Sperrazza, Whitney (Author)
Anderson, Penelope (Advisor)
MacKay, Ellen (Advisor)
“Perverse Intimacies” explores the unexpected collisions among women writers, poetic form, and Renaissance anatomy in order to argue that early modern female poets offer alternatives to the sexually violent poetic conventions that structure early English lyric tradition. I consider how Aemilia Lanyer, Mary Wroth, Hester Pulter, and Margaret Cavendish confront conventional representations of violence to the female body and foreground how that violence becomes part of the period’s aesthetic project of knowing the female body.

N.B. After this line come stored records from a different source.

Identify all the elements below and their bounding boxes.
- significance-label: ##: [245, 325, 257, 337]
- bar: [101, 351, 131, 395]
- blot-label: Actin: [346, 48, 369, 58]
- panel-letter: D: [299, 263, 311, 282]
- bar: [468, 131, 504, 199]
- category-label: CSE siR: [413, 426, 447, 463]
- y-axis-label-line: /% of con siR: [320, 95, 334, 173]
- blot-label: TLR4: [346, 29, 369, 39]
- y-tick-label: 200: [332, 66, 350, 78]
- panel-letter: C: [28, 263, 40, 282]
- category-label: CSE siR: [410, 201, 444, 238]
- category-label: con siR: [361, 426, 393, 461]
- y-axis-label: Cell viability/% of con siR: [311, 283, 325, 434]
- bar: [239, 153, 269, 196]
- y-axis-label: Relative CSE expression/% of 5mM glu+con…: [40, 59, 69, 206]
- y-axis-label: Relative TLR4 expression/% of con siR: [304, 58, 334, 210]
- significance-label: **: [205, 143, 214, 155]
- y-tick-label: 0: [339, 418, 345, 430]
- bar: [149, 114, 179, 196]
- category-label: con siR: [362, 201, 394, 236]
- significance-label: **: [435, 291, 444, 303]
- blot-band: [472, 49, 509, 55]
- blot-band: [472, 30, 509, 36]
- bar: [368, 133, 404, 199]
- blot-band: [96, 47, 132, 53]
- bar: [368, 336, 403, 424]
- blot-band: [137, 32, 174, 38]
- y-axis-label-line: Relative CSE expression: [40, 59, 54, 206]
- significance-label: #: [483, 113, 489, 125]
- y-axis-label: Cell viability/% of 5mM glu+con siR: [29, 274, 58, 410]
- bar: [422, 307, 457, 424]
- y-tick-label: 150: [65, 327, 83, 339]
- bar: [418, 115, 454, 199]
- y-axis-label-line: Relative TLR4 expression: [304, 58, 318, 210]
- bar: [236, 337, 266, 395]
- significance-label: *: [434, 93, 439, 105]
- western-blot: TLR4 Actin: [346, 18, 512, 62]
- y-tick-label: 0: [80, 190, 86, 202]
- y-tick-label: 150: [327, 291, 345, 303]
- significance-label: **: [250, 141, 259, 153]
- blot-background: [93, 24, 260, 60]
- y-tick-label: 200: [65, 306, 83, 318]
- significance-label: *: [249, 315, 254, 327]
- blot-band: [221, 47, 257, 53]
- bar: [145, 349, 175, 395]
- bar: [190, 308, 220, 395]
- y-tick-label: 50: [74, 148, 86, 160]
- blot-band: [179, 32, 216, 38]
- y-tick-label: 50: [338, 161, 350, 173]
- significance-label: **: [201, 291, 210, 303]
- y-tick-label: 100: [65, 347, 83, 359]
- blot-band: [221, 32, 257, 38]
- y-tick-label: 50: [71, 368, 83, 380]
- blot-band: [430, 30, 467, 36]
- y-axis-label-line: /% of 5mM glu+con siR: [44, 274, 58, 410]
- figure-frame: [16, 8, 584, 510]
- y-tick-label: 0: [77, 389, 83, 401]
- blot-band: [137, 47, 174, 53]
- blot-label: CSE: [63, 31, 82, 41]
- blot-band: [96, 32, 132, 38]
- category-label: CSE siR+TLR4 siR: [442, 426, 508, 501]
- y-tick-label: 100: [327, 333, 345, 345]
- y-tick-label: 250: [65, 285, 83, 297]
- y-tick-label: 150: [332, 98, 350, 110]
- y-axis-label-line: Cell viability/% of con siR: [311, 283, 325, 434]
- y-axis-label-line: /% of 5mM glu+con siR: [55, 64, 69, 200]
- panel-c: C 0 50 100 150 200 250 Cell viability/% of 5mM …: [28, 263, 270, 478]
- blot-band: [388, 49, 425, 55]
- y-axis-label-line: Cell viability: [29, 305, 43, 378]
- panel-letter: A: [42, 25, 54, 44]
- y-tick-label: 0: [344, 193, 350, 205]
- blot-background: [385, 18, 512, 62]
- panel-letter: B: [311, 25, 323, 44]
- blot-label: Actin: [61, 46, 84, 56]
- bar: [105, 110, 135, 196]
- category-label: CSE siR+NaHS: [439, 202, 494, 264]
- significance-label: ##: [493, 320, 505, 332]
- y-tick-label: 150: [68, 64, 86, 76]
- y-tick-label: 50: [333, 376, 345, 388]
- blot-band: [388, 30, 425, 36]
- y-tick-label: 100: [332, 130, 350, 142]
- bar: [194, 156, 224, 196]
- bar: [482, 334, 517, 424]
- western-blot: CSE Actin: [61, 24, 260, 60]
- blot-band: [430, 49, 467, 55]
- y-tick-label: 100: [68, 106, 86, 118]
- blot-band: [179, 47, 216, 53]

As they critique reading experiences constructed around such violence (reading experiences structured through what I define as “perverse intimacy”), these female poets explore alternative forms of intimate engagement among the text and its reading and writing bodies. This project responds to scholarship that largely studies early modern women’s poetry in relation to the male-dominated literary market, often drawing on biographical evidence to consider how women writers manipulate the gendered constraints of that market. Instead, I offer a feminist formalist analysis, and find aesthetic innovations within these poets’ representations of the female body and various forms of invasive and gendered violence. I consider their poetry alongside the period’s anatomical materials, which offer a rich paradigm for considering how violence against the female body is not just a thematic feature of these texts, but is also embedded and enacted within the poetry’s formal structures. Early modern anatomical discourse was centrally concerned with how to translate the fleshly body to the flat surface of the page. Each of my chapters looks at how female poets draw on these same concerns, appropriating anatomy’s tactile and material emphasis in order to foreground the extent to which poetry can be an invasive bodily experience. As an alternative, Lanyer, Wroth, Pulter, and Cavendish attend to the close encounters reading invites, and their work calls for tactile engagement with textual bodies and poetic material rather than relying on reading’s traditional visual and aural perceptual modes. In addition to offering an interdisciplinary approach that traces the entanglements between early modern aesthetic and scientific representational modes, this project also opens space for a reconsideration of the radical possibilities of early women’s texts.